07/06/22

Estratégia ODS encerra projeto com debates e premiação de boas práticas

Evento foi realizado nesta terça-feira, 7, em São Paulo, e recebeu representantes da FNP

A prefeita de Francisco Morato/SP, Renata Sene, vice-presidente de Parcerias em ODS da FNP, abriu os debates do período da tarde no encontro “Estratégia ODS – O futuro que queremos”, realizado em São Paulo/SP, nesta terça-feira, 7. Renata Sene participou da mesa “Cidades Sustentáveis e a Agenda 2030” e voltou a apresentar a experiência do município paulista com a implementação dos ODS em todo seu planejamento. Veja aqui a parte da manhã.

Francisco Morato/SP e Niterói/RJ são referências de localidades que priorizam a Agenda 2030. Segundo a prefeita Renata Sene, os ODS são norteadores da agenda do município desde 2016, que apareceram já na proposta de governo da cidade, como ações legislativas, de planejamento e de infraestruturas. “A gente quer que seja uma política constante”, disse Renata. Segundo ela, todo compromisso público e planejamento da cidade tem que acompanhar a Lei Municipal.

Sene contou sobre a experiência de levar em conta a participação popular na construção do PPA, que passou a ter o território como “elemento importante e agregador”. Em Morato, 54% da população já tinha ouvido falar da Agenda 2030. Para a prefeita, a Agenda “é uma mensagem agregadora, mas principalmente de direitos sociais”. Para ela, o tema precisa ser incentivado. “É uma narrativa importante para o Brasil, principalmente no cenário que o país vive”, falou.

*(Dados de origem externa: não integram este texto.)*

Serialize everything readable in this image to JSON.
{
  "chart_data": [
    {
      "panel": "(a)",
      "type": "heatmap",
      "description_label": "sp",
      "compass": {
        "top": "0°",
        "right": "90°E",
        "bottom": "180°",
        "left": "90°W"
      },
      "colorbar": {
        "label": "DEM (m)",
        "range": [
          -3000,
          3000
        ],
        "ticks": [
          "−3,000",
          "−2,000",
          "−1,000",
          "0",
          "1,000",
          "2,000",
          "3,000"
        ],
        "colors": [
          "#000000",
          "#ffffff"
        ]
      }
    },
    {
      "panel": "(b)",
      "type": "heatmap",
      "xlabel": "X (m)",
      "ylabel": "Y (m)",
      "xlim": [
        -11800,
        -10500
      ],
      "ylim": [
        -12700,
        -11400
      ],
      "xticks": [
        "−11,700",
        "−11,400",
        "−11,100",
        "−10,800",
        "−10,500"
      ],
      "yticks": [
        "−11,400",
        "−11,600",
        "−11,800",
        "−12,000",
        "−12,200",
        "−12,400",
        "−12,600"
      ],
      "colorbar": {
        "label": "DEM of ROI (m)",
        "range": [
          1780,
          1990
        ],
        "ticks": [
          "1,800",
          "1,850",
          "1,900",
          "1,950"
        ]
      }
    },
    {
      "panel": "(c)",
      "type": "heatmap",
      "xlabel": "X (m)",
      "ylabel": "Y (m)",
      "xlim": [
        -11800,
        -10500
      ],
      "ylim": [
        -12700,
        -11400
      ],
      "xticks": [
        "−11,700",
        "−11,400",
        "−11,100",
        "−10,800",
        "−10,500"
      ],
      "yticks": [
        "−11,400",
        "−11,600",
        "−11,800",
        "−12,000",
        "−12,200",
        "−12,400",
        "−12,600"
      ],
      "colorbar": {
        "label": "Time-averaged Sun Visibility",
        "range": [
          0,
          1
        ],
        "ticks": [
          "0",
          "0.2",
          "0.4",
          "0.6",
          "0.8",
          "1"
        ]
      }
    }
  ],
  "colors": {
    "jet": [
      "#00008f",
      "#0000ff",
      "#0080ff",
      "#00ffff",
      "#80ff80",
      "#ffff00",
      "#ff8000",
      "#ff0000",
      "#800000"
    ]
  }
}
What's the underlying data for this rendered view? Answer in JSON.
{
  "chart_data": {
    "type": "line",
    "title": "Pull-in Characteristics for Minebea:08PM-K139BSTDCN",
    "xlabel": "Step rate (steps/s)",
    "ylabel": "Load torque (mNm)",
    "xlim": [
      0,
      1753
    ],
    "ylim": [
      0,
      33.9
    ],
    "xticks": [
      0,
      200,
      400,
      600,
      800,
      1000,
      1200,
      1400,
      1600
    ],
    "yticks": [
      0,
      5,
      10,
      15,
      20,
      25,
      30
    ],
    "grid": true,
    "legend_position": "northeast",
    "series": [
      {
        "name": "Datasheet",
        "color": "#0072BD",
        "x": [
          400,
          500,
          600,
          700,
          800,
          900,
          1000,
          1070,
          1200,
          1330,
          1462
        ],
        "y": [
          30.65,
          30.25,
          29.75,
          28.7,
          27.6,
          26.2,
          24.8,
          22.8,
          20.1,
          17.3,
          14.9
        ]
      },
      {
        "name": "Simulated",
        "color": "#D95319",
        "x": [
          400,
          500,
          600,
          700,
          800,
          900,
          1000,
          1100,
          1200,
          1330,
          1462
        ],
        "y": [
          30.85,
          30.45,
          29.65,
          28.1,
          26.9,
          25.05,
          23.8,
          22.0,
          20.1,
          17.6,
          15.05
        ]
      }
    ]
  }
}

Rodrigo Lima, diretor de Educação Executiva da ENAP, mediou a mesa e considerou que os ODS são ferramentas para ajudar municípios, estados e governo federal a promoverem desenvolvimento. “Foram pensados de forma global, a partir do território e essa mesa busca muito o olhar local de um pacto que é global. Promover desenvolvimento justo e equânime com a devida preservação do nosso planeta, que significa a preservação da vida humana no nosso planeta”, destacou.

Rômulo Paes, pesquisador sênior da Fiocruz, falou sobre obstáculos para a implementação da Agenda 2030, entre eles a ausência de conhecimento. Segundo Paes, a maioria das pessoas conhece a proposta de forma genérica, o que dificulta na transformação para políticas públicas.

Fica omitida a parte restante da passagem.